Along those same lines, hinting that changes or a lack thereof could somehow deliver to this fight an intrigue it lacks, Fury added, “I think I’ve changed my style, obviously, and Chisora pretty much does the same thing he’s always done. I wouldn’t say he has changed his style since 2014. He’s always coming forward looking for hooks.
“When he fought me the second time he was in fantastic shape. That’s the best shape I’ve ever seen him in. But I don’t think he’s got better. I’ll do what Pulev and (Joseph) Parker and Usyk couldn’t do to him. I’ll knock him out and will show him what it’s like to be in there with a 19-stone man who can punch.”
On reflection, it was only when the two fighters were dragged away from the circus and the push to sell on Thursday afternoon that the human side of both wrestled back power from the characters they had earlier been encouraged to play. In Chisora’s case, this led to a somewhat touching moment when he put the fight and its value in its true perspective, ignoring for a second the money on offer, as well as his own reputation as a man who fights only for financial reward.
“Let’s be honest, it’s a big stadium to sell,” he said, referring to the Tottenham Hotspur Stadium, which both he and Fury aim to fill on December 3. “We’re coming up to Christmas and the cost of living is very hard right now. Things are not well for others. Trying to sell the stadium and sell pay-per-views is going to be so difficult. People are struggling out there. There are so many foodbanks.
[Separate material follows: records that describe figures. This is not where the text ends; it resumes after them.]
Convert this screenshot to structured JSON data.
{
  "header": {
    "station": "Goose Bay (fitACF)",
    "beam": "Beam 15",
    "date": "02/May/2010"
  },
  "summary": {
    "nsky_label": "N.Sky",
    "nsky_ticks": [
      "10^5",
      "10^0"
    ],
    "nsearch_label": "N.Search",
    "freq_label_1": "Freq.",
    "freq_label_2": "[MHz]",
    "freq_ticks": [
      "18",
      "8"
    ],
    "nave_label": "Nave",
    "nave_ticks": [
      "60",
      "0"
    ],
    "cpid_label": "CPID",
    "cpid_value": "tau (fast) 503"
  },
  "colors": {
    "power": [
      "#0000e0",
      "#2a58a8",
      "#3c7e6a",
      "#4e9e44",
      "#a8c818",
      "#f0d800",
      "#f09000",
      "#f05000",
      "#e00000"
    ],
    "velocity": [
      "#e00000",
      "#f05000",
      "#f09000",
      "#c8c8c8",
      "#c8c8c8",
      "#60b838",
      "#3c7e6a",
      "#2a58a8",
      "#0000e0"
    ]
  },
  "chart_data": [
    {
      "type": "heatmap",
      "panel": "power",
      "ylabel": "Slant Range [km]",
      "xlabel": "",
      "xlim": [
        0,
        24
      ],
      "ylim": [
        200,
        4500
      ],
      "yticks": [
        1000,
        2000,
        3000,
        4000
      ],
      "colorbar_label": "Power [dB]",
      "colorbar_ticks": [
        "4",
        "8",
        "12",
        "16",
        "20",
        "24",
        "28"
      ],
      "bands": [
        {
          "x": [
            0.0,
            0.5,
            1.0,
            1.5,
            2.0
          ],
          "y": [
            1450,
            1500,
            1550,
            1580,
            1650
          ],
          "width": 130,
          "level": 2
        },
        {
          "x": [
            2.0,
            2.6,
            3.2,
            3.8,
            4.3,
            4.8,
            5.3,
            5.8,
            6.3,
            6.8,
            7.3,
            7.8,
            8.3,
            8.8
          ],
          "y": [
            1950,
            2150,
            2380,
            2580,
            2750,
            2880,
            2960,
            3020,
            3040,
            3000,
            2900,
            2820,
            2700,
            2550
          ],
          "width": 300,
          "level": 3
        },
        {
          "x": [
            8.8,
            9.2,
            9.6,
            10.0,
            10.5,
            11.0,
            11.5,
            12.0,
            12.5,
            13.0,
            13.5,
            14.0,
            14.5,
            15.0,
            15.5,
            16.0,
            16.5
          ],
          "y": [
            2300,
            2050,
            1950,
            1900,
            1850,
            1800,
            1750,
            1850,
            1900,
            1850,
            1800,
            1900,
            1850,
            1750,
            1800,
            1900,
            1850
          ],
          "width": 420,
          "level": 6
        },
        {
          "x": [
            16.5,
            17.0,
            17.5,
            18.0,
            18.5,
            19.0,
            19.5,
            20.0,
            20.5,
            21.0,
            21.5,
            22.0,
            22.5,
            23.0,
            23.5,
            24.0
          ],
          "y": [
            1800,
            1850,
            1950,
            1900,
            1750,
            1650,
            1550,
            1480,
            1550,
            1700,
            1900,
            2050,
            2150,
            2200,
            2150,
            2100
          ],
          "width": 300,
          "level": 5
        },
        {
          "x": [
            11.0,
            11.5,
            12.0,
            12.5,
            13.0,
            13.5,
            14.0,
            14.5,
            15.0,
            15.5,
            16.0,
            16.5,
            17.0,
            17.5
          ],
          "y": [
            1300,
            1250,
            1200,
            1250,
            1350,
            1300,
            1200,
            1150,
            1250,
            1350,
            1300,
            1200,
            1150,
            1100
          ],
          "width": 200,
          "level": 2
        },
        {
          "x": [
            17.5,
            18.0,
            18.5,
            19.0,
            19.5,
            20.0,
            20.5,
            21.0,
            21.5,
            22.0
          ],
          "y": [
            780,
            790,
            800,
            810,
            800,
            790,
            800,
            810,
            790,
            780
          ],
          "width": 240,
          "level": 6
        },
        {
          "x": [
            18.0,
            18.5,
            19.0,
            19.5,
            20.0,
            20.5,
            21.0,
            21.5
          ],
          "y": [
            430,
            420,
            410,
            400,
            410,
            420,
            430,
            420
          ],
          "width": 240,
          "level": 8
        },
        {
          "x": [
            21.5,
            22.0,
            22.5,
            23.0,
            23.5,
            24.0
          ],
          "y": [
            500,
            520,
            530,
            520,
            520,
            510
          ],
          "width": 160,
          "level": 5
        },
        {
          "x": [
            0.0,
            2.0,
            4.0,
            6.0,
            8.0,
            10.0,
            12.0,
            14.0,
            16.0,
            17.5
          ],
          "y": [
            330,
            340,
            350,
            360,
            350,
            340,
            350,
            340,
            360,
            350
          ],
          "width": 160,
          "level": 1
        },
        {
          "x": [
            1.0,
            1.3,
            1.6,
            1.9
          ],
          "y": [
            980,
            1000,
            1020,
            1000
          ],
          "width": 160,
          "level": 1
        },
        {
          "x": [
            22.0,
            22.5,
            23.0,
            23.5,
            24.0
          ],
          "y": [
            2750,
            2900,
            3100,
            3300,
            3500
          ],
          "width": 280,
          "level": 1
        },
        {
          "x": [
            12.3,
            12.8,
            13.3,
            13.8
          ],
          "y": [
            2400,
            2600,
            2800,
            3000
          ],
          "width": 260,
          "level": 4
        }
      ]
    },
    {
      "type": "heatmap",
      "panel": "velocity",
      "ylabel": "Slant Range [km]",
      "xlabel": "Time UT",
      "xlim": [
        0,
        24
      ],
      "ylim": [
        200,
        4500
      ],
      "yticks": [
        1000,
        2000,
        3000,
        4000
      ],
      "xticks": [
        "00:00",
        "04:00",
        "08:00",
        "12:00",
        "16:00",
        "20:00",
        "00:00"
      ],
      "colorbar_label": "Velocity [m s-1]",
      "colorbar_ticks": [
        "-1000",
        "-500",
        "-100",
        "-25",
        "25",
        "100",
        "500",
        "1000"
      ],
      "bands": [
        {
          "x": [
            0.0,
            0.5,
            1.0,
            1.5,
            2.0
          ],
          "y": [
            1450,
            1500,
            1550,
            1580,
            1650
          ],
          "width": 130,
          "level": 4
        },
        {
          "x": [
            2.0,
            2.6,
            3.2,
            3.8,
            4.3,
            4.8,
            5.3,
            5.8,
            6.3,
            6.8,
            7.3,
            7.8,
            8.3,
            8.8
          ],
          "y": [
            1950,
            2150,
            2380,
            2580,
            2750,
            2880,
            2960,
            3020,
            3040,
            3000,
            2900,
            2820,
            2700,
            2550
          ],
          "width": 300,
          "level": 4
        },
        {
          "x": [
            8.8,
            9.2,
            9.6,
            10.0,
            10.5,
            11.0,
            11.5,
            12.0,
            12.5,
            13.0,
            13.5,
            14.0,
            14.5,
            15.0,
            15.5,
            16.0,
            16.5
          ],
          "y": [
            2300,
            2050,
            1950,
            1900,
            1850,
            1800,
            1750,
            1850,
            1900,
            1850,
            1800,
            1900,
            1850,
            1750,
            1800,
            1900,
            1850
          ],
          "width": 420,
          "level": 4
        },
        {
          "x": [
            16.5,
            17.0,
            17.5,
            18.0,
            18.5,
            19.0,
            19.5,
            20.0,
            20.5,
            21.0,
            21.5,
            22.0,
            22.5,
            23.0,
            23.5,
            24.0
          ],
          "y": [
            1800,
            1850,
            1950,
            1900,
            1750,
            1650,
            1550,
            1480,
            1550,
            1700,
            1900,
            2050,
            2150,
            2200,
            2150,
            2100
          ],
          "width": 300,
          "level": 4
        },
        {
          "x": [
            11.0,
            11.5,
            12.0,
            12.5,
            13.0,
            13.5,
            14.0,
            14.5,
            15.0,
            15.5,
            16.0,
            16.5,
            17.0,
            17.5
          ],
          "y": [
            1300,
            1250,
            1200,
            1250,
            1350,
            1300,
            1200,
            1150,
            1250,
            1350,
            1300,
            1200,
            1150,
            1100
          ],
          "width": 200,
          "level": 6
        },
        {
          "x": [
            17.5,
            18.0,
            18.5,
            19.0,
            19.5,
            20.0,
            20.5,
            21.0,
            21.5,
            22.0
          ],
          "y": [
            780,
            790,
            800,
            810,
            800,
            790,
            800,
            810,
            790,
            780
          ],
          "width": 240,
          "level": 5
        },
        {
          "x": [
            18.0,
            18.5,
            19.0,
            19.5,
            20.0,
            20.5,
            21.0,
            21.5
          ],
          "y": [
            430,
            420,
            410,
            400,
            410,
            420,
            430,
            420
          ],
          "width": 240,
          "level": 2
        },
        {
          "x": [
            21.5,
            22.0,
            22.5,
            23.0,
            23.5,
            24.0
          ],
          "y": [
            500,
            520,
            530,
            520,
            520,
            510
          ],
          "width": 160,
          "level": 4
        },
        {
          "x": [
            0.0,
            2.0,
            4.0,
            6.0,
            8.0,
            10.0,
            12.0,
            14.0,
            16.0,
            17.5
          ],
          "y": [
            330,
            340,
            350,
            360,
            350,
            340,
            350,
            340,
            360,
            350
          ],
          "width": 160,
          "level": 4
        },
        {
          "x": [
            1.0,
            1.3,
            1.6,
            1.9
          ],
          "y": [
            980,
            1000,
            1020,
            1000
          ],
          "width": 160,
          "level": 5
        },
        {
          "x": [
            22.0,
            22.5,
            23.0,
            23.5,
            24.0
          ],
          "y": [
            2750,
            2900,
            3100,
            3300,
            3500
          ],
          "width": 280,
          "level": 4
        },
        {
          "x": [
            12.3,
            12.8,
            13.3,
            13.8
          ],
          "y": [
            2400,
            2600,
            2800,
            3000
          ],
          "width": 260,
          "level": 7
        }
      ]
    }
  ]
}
“It all depends on how much the tickets are (as to whether it sells out or not). For me to sit here and try to sell it, and say this is going to be amazing, I can’t do that. All I can say is that it will be a f**king great fight. But I cannot tell a man to take money he might spend on his kid’s Christmas present to come watch me fight. Right now, things are hard. It doesn’t matter who you are. We are all feeling it.”
Chisora’s message was in the end a simple, heartfelt one. It was also one that succeeded in cutting through all the promotional hype of which he had earlier been a (perhaps reluctant) part.
“Spend your money on your kids,” Chisora said. “Don’t spend your money on me and Tyson. I don’t want to see that. I want you to spend money on me knowing your kids have got Christmas presents and everything else they need.”